As media and political attention fixated on a handful of similar child murders across the country, childhood began to change.

Fass points to her own upbringing in the Flatbush section of Brooklyn in the 1950s and 60s — walking down the block to buy a newspaper for her parents or play with friends in the street. “I went on the subway by myself at 10 years old.”

There were limits to childhood freedom — she was warned to be careful crossing the street and stay away from a bar near the local candy store. But she was often out of sight of parents. Today, meanwhile, “free-range” parents can face arrest for allowing kids to walk home from a park alone.

One irony of the Patz case was that his mother was in fact home. She had allowed Etan a brief moment of freedom that ended in a nightmare.

Another irony: the new norms of protectiveness sometimes overlook the ways society could actually protect and help its children.

“We do very little to protect parents from making hard decisions,” says Stephanie Coontz, author of The Way We Never Were: American Families And The Nostalgia Trap. A focus on “stranger danger” doesn’t do much to protect against domestic abuse within families.

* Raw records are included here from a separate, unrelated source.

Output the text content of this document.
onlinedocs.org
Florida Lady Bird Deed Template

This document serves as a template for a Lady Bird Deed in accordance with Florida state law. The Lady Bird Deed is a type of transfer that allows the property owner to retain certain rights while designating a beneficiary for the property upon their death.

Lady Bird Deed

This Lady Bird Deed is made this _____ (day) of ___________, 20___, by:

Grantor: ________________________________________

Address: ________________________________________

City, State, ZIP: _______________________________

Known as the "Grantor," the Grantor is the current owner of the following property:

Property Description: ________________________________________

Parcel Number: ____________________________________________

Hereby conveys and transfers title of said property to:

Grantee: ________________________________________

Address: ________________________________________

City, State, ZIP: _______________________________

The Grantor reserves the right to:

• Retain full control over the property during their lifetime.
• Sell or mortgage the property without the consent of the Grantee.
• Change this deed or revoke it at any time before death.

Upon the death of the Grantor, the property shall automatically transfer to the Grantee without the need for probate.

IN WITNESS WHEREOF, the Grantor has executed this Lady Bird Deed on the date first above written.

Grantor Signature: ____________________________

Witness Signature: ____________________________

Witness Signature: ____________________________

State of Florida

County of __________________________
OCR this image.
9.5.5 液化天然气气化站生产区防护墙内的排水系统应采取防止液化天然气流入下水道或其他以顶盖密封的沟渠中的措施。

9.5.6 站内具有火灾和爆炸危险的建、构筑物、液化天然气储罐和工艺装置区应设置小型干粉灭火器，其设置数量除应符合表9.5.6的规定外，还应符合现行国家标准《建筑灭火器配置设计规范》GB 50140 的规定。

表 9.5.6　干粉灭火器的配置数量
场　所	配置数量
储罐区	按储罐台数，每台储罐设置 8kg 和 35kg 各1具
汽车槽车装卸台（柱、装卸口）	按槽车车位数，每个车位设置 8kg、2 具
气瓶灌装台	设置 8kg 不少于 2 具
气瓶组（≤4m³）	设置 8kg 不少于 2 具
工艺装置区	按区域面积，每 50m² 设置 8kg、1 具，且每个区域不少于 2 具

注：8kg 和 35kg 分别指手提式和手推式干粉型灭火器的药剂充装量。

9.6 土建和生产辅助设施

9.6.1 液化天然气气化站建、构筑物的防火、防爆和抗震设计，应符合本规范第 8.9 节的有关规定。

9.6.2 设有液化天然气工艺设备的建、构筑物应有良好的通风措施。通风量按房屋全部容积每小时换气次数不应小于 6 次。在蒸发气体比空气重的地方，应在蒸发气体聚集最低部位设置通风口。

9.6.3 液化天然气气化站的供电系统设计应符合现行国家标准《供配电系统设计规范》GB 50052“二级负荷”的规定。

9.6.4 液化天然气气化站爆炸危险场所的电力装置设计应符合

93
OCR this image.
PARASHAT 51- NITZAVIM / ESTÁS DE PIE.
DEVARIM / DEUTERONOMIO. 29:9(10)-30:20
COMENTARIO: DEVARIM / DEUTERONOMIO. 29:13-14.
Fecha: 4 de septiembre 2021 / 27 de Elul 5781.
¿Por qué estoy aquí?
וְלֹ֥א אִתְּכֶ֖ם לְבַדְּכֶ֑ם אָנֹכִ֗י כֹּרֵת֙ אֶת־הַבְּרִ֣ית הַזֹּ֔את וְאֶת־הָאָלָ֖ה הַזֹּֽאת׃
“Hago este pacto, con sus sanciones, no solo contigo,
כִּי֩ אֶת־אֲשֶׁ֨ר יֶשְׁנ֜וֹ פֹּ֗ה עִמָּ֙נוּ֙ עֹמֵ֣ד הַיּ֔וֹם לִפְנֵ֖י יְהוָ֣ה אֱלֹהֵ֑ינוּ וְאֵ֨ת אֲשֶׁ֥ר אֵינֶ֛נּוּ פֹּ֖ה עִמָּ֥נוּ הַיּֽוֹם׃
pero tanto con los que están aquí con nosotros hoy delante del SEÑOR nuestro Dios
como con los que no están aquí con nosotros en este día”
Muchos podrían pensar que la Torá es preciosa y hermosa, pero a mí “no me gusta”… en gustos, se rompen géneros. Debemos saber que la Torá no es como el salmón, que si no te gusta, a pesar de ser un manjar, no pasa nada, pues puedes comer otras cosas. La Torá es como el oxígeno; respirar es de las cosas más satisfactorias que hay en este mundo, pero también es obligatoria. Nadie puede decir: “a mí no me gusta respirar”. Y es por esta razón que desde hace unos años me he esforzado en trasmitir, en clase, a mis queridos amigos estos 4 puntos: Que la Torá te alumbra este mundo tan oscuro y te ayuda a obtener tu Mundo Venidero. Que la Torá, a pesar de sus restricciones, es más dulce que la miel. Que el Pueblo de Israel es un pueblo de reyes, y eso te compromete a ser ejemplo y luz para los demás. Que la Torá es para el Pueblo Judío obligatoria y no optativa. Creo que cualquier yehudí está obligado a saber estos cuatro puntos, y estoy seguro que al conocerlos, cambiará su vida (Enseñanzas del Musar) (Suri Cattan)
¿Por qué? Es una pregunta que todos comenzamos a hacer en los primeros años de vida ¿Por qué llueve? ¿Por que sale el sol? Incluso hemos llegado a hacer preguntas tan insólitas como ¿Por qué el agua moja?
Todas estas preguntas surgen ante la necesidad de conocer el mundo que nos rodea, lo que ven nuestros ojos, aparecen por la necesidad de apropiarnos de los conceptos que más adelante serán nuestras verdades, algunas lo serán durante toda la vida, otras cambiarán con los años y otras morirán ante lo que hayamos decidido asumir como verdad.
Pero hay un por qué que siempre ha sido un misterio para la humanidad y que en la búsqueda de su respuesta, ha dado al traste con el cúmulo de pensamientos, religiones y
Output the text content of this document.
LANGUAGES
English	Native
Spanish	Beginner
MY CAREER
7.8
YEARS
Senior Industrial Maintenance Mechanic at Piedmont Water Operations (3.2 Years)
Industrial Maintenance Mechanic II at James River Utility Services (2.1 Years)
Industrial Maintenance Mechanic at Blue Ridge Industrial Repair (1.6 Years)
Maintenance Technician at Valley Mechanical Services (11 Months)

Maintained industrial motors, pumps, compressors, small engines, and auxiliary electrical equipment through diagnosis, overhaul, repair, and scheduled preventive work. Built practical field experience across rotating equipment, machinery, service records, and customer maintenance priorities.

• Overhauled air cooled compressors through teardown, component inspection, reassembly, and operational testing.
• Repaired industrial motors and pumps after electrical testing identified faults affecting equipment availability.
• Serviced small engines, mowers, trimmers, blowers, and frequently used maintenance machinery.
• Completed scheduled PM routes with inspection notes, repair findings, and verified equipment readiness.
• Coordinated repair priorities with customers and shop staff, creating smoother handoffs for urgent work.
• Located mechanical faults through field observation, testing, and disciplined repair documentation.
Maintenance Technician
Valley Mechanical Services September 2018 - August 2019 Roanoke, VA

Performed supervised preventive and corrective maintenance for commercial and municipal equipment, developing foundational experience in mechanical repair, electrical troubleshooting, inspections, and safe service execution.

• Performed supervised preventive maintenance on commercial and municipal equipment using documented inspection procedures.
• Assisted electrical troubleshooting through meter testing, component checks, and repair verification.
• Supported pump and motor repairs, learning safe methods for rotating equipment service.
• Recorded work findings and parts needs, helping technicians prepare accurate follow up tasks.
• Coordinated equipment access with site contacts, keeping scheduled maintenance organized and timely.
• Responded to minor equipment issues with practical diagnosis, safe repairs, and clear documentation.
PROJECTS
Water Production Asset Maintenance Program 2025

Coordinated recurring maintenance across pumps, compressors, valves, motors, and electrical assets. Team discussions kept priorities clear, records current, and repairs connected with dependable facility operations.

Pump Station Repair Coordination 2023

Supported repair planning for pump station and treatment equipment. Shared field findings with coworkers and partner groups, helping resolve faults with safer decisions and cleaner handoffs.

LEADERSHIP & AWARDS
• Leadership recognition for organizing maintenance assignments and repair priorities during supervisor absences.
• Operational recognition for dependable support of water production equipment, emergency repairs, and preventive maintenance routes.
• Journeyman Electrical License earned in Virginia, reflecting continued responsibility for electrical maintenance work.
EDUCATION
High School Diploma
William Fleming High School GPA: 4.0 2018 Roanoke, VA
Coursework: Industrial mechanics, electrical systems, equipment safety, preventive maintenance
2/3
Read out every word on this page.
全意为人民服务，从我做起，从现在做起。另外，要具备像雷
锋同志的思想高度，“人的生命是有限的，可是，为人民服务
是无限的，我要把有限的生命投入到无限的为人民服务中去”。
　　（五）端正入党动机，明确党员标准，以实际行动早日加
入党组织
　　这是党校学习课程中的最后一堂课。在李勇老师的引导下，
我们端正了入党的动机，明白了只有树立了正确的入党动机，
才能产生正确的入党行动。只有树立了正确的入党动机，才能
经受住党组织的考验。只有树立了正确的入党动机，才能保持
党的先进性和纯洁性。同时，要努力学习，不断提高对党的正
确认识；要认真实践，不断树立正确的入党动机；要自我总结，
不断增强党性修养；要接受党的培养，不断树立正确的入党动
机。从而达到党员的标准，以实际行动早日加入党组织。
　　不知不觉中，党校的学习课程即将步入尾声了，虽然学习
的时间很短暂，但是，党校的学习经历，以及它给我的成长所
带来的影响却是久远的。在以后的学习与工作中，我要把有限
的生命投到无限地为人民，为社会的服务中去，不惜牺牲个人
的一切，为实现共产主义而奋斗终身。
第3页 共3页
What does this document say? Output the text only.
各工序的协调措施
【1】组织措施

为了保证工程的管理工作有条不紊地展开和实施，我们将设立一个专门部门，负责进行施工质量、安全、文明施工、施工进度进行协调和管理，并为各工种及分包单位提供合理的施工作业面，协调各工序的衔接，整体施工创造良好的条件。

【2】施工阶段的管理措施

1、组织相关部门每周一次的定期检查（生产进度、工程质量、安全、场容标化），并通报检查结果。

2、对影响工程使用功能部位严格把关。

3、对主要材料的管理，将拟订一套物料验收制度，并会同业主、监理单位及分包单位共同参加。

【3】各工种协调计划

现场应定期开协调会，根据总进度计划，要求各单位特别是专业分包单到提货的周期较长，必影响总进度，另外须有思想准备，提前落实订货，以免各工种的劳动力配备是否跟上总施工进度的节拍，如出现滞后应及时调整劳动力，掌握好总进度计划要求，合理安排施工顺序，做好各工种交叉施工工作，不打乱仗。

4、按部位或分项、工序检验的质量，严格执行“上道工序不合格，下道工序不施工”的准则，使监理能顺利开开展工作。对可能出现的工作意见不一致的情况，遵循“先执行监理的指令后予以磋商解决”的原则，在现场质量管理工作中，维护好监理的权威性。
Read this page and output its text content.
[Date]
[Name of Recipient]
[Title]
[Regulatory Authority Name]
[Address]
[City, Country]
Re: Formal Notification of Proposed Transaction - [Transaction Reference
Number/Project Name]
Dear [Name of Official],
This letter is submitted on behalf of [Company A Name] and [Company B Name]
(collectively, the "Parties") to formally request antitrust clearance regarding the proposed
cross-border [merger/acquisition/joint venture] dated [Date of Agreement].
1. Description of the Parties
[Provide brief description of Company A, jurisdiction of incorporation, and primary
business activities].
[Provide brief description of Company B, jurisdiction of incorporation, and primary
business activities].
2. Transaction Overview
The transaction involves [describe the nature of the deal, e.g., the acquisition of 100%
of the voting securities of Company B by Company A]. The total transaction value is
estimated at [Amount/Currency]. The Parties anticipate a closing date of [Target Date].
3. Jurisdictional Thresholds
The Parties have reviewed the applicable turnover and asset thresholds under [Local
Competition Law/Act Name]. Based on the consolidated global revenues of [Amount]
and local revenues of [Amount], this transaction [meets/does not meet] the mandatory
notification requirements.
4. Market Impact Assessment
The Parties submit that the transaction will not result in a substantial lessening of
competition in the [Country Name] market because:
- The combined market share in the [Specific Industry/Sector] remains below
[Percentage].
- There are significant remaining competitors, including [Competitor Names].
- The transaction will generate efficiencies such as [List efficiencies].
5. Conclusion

In terms of child care, we could ask government to provide safe, affordable care, or extend parental leave rather than scold families who struggle to do their best with their kids. While that has been a priority in places like New York City under Mayor Bill de Blasio, “that has not yet been the focus of politicians” nationwide, Coontz says.

Instead, we let ourselves be controlled by the terrifying outlier scenario. Just keep your children inside or watched, and everything will be better, the thinking goes.

Fass says that while raising her children in San Francisco, she wouldn’t let them do plenty of the things she was accustomed to growing up. But it’s still striking to see how far things have changed. “When I come to New York,” Fass noticed, it is hard to miss “the emptiness of the playgrounds.”